Took me quite a while to read this (and a whole lot longer to get around to starting it ~ i think i’ve owned it for nearly two years!), but not for any bad reason, just time constraints and other things grabbing mine attention and refusing to let it go. There were a couple of points that rather disappointed me about this, led me to be slightly slower in reading it than i might have otherwise been: First is the physical book itself ~ it is printed on coarse, newspaper-style paper, which gives it a bad feeling to me, both because i’m afraid of permanently damaging it (i have an almost unhealthy respect for the physical well-being of my books) and because that paper triggers a reaction in my mind which says that the contents are less important, more transitory, perhaps, than more expensively produced works; second, obviously, the content found in that physical book ~ i have been unable to determine properly the reader for whom Ross was writing; at times i felt he was producing a child’s history of Wales, or at least one for juvenile readers, but at other times i got the feeling that he was hoping for a full adult readership, and occasionally that he was aiming at the high end of that range, if not actually academic level.

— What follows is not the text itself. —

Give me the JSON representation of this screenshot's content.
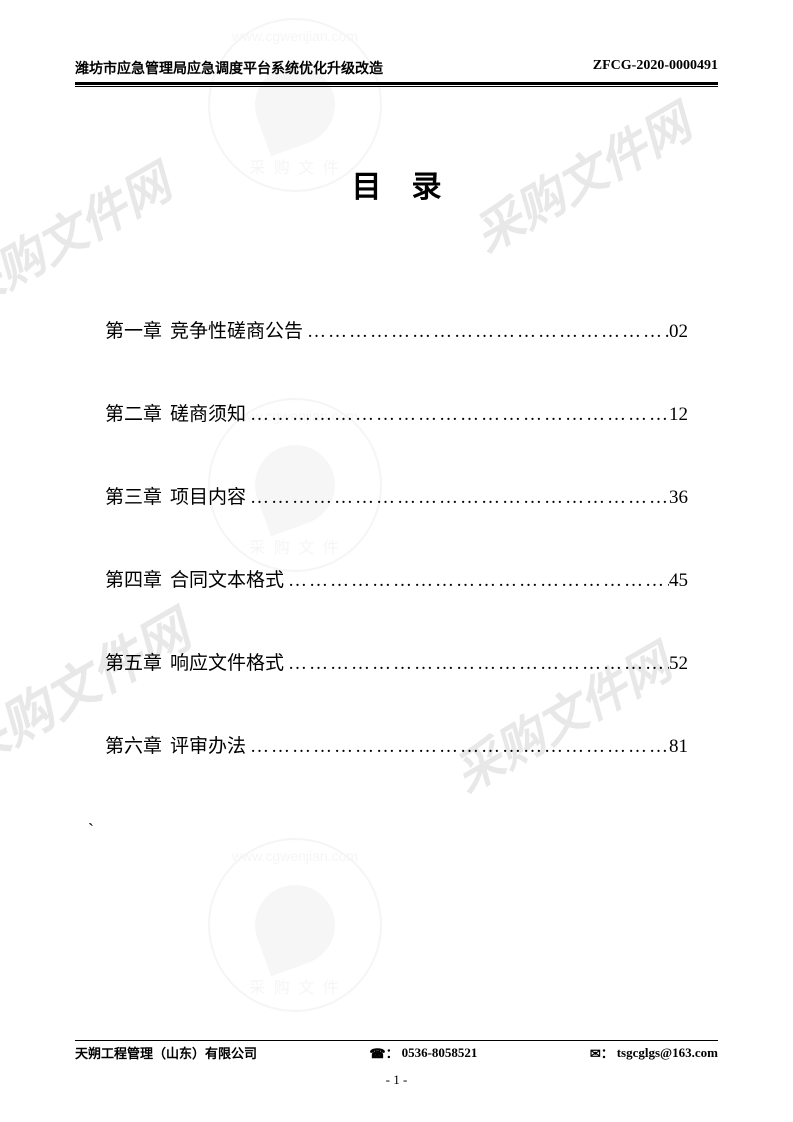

This difficulty, either in conception or in execution (or, to be fair, in mine understanding of the book), made for an up and down reading experience; i was not always sure, as i turned the page or moved into a new section, just what i was going to be in for.

A third point, though not so much a disappointment as an observation, is that the sidebars can be distracting as they automatically attract the eye and the reader then must focus on staying away from them or allow himself to read them as soon as the page it turned revealing them; either action leads to a loss of flow in the main text. This is not to say that sidebars are always bad ~ they’re not; sometimes they are quite useful ~ nor that i have a better solution ~ i don’t; i am merely pointing out a problem with their use.

In the end, which may come as a surprise considering i seem to have done nothing but complain in this review, i enjoyed the book, probably enough to make it a success by my criterion, and though i may not know a lot more after having read it than i did before, i do know where to find information, and where to turn for further research about Welsh history (there are a reasonable, though unannotated, bibliography and a very good chronology as parts of the end matter).